A couple who owned a home hired a contractor to renovate it. During the course of the work, something went very wrong. Two months after they signed the contract, they had to have the house demolished. They claimed that the contractor’s poor work made demolition necessary.
At the time they signed the contract, the contractor gave the homeowners a certificate of insurance. It showed that he had commercial general liability insurance. However, the certificate, signed by his insurance agency’s president, showed a policy expiration date that had passed two months before. Actually, the policy had renewed and had 10 months left in its term.
Two months after the house came down, the homeowners sued their contractor. They and their attorney started calling the insurance agency to find out whether the contractor’s CGL policy had been renewed. Every time they called, an agency staff member or the agency president told them that the policy had expired before the project began. There would be no insurance to cover the loss of their home.
During the discovery phase of their lawsuit against the contractor, the homeowners learned that the policy actually had been renewed before they hired him. Although it eventually cancelled for non-payment of premium, it had still been in force at the time of their loss.
They sent copies of their lawsuit to the contractor’s insurer with a request that it cover the loss. Citing the long delay in reporting the loss and policy exclusions, the insurer denied coverage. Eventually, the homeowners obtained a court judgment awarding them damages. The contractor did not pay the damages.
Three years after the first lawsuit, the couple sued the insurer, the agency and the agency’s president. They claimed that the agency committed fraud and negligent misrepresentation when it told them the contractor’s policy was not in effect. They demanded the amount of the unsatisfied judgment against the contractor.
The agency and its president moved to have the case dismissed.
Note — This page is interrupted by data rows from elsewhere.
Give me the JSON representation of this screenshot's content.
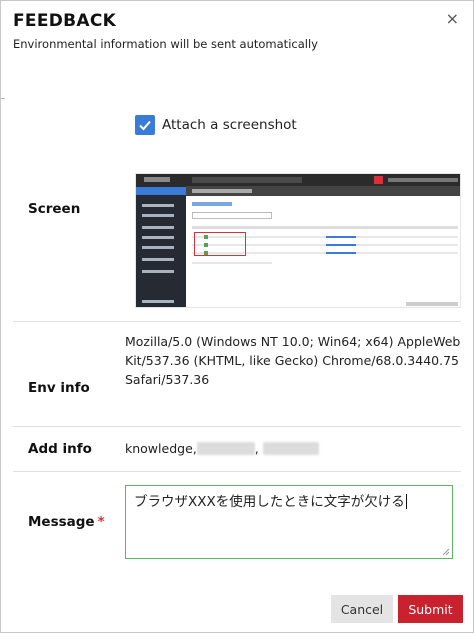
{
  "dialog": {
    "title": "FEEDBACK",
    "subtitle": "Environmental information will be sent automatically",
    "close_symbol": "×"
  },
  "attach": {
    "checked": true,
    "label": "Attach a screenshot"
  },
  "rows": {
    "screen_label": "Screen",
    "env_label": "Env info",
    "env_value": "Mozilla/5.0 (Windows NT 10.0; Win64; x64) AppleWebKit/537.36 (KHTML, like Gecko) Chrome/68.0.3440.75 Safari/537.36",
    "add_label": "Add info",
    "add_value_prefix": "knowledge,",
    "add_value_sep": ",",
    "message_label": "Message",
    "required_mark": "*",
    "message_value": "ブラウザXXXを使用したときに文字が欠ける"
  },
  "buttons": {
    "cancel": "Cancel",
    "submit": "Submit"
  },
  "colors": {
    "accent": "#3a7bd5",
    "submit": "#c9222e",
    "message_border": "#5cb85c",
    "required": "#d9303a"
  }
}
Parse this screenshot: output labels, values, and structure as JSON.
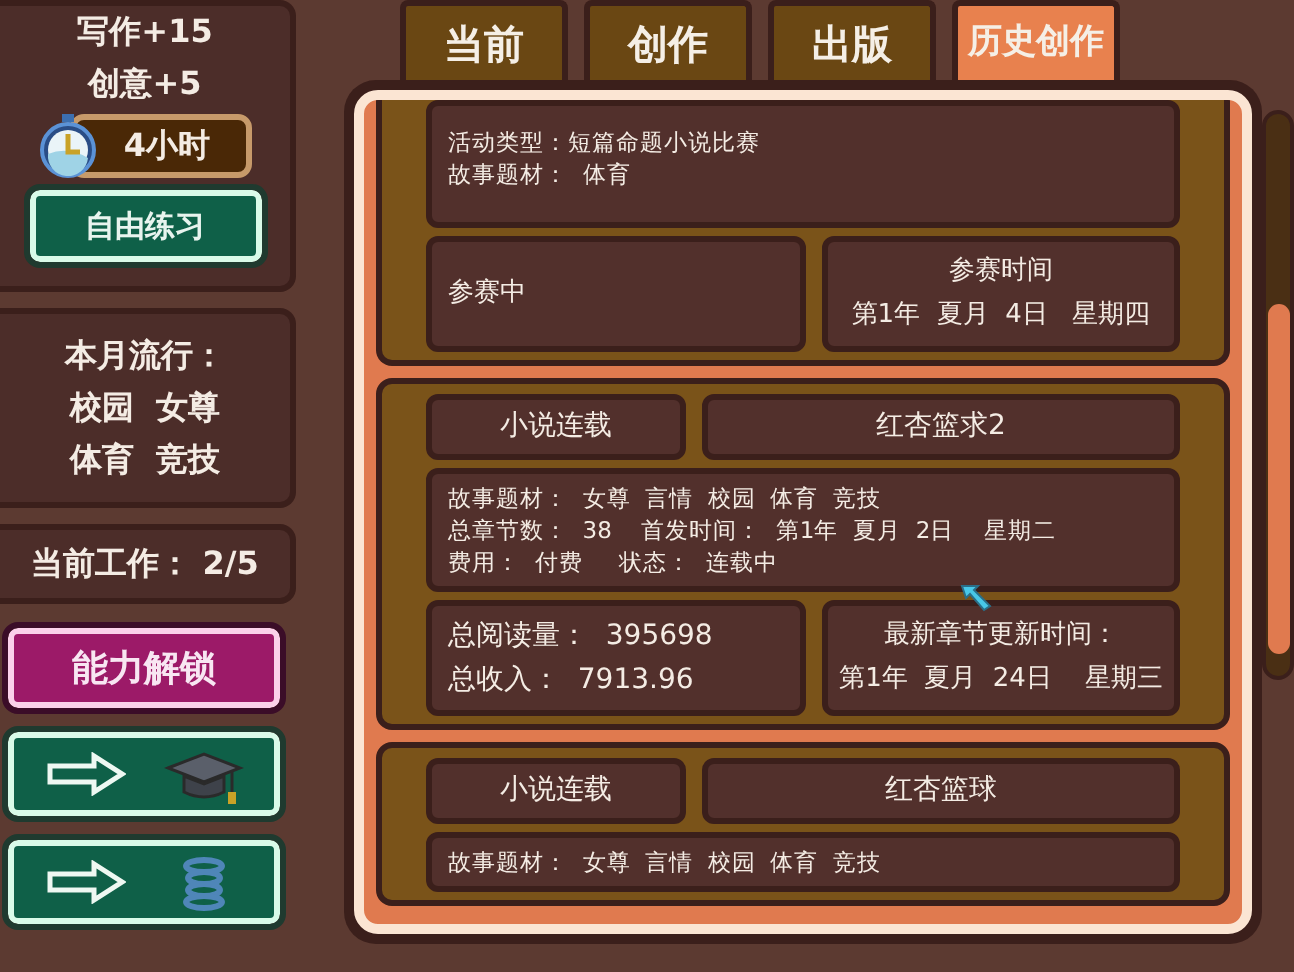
{
  "sidebar": {
    "stats": [
      "写作+15",
      "创意+5"
    ],
    "time": "4小时",
    "practice_button": "自由练习",
    "trend_title": "本月流行：",
    "trend_lines": [
      "校园  女尊",
      "体育  竞技"
    ],
    "work": "当前工作： 2/5",
    "unlock_button": "能力解锁",
    "nav_buttons": [
      {
        "kind": "cap"
      },
      {
        "kind": "spring"
      }
    ]
  },
  "tabs": [
    {
      "label": "当前",
      "selected": false
    },
    {
      "label": "创作",
      "selected": false
    },
    {
      "label": "出版",
      "selected": false
    },
    {
      "label": "历史创作",
      "selected": true
    }
  ],
  "records": [
    {
      "kind": "contest",
      "info": [
        "活动类型：短篇命题小说比赛",
        "故事题材：  体育"
      ],
      "status": "参赛中",
      "time_title": "参赛时间",
      "time": "第1年  夏月  4日   星期四"
    },
    {
      "kind": "serial",
      "type": "小说连载",
      "title": "红杏篮求2",
      "info": [
        "故事题材：  女尊  言情  校园  体育  竞技",
        "总章节数：  38    首发时间：  第1年  夏月  2日    星期二",
        "费用：  付费     状态：  连载中"
      ],
      "totals": [
        "总阅读量：  395698",
        "总收入：  7913.96"
      ],
      "update_title": "最新章节更新时间：",
      "update_time": "第1年  夏月  24日    星期三"
    },
    {
      "kind": "serial",
      "type": "小说连载",
      "title": "红杏篮球",
      "info": [
        "故事题材：  女尊  言情  校园  体育  竞技"
      ]
    }
  ]
}
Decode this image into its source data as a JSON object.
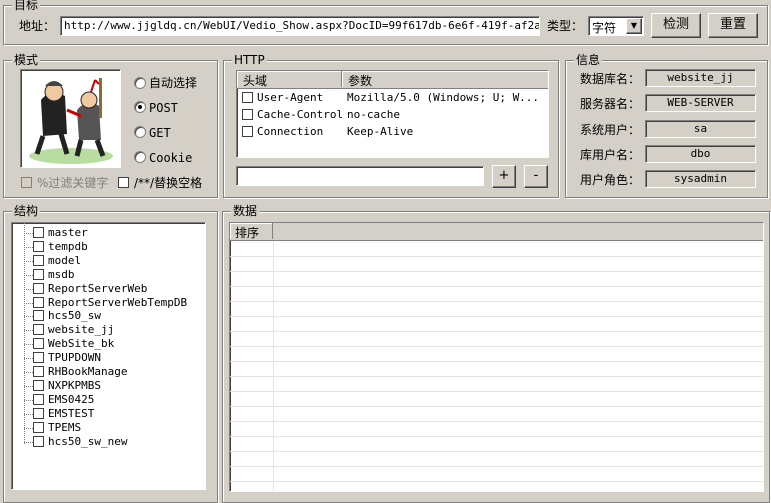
{
  "target": {
    "title": "目标",
    "address_label": "地址：",
    "address_value": "http://www.jjgldq.cn/WebUI/Vedio_Show.aspx?DocID=99f617db-6e6f-419f-af2a-9fe7850",
    "type_label": "类型：",
    "type_value": "字符",
    "detect_button": "检测",
    "reset_button": "重置"
  },
  "mode": {
    "title": "模式",
    "options": [
      {
        "label": "自动选择",
        "selected": false
      },
      {
        "label": "POST",
        "selected": true
      },
      {
        "label": "GET",
        "selected": false
      },
      {
        "label": "Cookie",
        "selected": false
      }
    ],
    "filter_keywords": "%过滤关键字",
    "replace_spaces": "/**/替换空格"
  },
  "http": {
    "title": "HTTP",
    "columns": [
      "头域",
      "参数"
    ],
    "rows": [
      {
        "header": "User-Agent",
        "value": "Mozilla/5.0 (Windows; U; W..."
      },
      {
        "header": "Cache-Control",
        "value": "no-cache"
      },
      {
        "header": "Connection",
        "value": "Keep-Alive"
      }
    ],
    "add_button": "+",
    "remove_button": "-",
    "input_value": ""
  },
  "info": {
    "title": "信息",
    "fields": [
      {
        "label": "数据库名：",
        "value": "website_jj"
      },
      {
        "label": "服务器名：",
        "value": "WEB-SERVER"
      },
      {
        "label": "系统用户：",
        "value": "sa"
      },
      {
        "label": "库用户名：",
        "value": "dbo"
      },
      {
        "label": "用户角色：",
        "value": "sysadmin"
      }
    ]
  },
  "structure": {
    "title": "结构",
    "databases": [
      "master",
      "tempdb",
      "model",
      "msdb",
      "ReportServerWeb",
      "ReportServerWebTempDB",
      "hcs50_sw",
      "website_jj",
      "WebSite_bk",
      "TPUPDOWN",
      "RHBookManage",
      "NXPKPMBS",
      "EMS0425",
      "EMSTEST",
      "TPEMS",
      "hcs50_sw_new"
    ]
  },
  "data_panel": {
    "title": "数据",
    "column": "排序"
  }
}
They argued that the agency had no “privity of contract” with the homeowners, meaning that they did not have a contractual relationship with them. Consequently, they could not be liable for any alleged misconduct. The trial court agreed and dismissed the complaint. The homeowners filed an appeal.
The appellate court agreed that the agency and its president did not have privity of contract with the homeowners. For this reason, it dismissed the negligent misrepresentation complaint. That’s where the good news ended for the agency. The court also said that, even without a contractual relationship, the homeowners could still recover if the agency committed fraud. It reinstated the fraud complaint and sent the case back to the trial court for further action.
The court’s opinion does not explain why the agency kept telling the homeowners that an in-force policy had expired. The fact that multiple individuals in the agency relayed false information indicates that the agency’s records were incorrect. Presumably, though, the agency was receiving commission income from the policy, which makes the insistence that the policy had expired puzzling.
The clear lesson from this case is that an agency should strive to always provide accurate information to anyone with a right to it. The homeowners had a valid claim against their contractor and were attempting to pursue it. They certainly had an interest in the contractor’s liability insurance. The agency should have given them the correct information.
Further, the agency should not have issued an incorrect certificate of insurance. The renewal policy was two months into its term when the agency issued the certificate. The agency should have known what the correct effective and expiration dates were. Certificates are a leading cause of errors and omissions claims. Agencies should issue them with care.
Mistakes can happen. However, agencies must protect themselves by taking every reasonable step to keep them from occurring. An angry claimant will not hesitate to hold them responsible.